Though others are interviewed, the bulk of this compelling and beautifully produced hour belongs to Elie Wiesel, one of humanity’s most powerful witnesses. It also speaks to the power and necessity of storytelling. Though Wiesel is well known, it is still deeply moving to hear this intimate, philosophical conversation. Particularly when Holocaust deniers, not yet shamed into silence, continue to spout fantasy, and large numbers of anti-Semitic groups flourish. The program locates us in the land of disruption and horror through three briefly limned experiences. One woman recalls arriving at Auschwitz where that day Mengele’s pointing decided their fates. She says, “I was not supposed to stay alive because I was not supposed to tell the story.” Abraham Foxman recounts being saved by his brave gentile nanny. Wiesel describes hearing about Jews being massacred from a local man who’d been deported, escaped, and returned. People didn’t want to hear it, Wiesel says: “No one believed him. I didn’t believe him, but I liked stories, so I was the only one to listen to him.” Not long after, Wiesel’s family was on its way to a camp. His mother and baby sister were immediately killed. It is, according to Wiesel, “sheer luck” that he survived.
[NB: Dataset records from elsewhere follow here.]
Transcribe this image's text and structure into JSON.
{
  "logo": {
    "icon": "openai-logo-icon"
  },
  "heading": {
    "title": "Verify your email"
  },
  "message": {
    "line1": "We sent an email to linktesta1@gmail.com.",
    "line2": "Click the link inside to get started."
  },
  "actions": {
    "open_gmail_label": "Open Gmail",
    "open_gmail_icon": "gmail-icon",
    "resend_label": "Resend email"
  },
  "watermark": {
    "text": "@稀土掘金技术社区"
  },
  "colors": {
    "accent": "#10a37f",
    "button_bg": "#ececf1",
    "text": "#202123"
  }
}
During Josephson’s time with Wiesel he plays tape of a wonderful polish diplomat recounting a meeting with Roosevelt that prompts Wiesel's thoughts on Roosevelt having turned away the Jewish refugee-laden ship, the St. Louis, sending it back to Germany. This combination of probing questions and archival tape encourages the interview to range wide: God, faith, hatred, Israel, the late Pope, the ability of art to truly represent the horror – “It’s difficult to put in words things that were in the domain of the unspeakable.” But the unspeakable is a constant. Trials are finally being planned for some involved in Cambodia’s massacres, there are trials in the Hague, and now movies about Rwanda. Reporters bear witness to the genocide underway in Darfur. As Wiesel says: “The desire to bear witness must prevail.” This hour bears honorable witness and can be aired through April 30, 2006. Air it soon.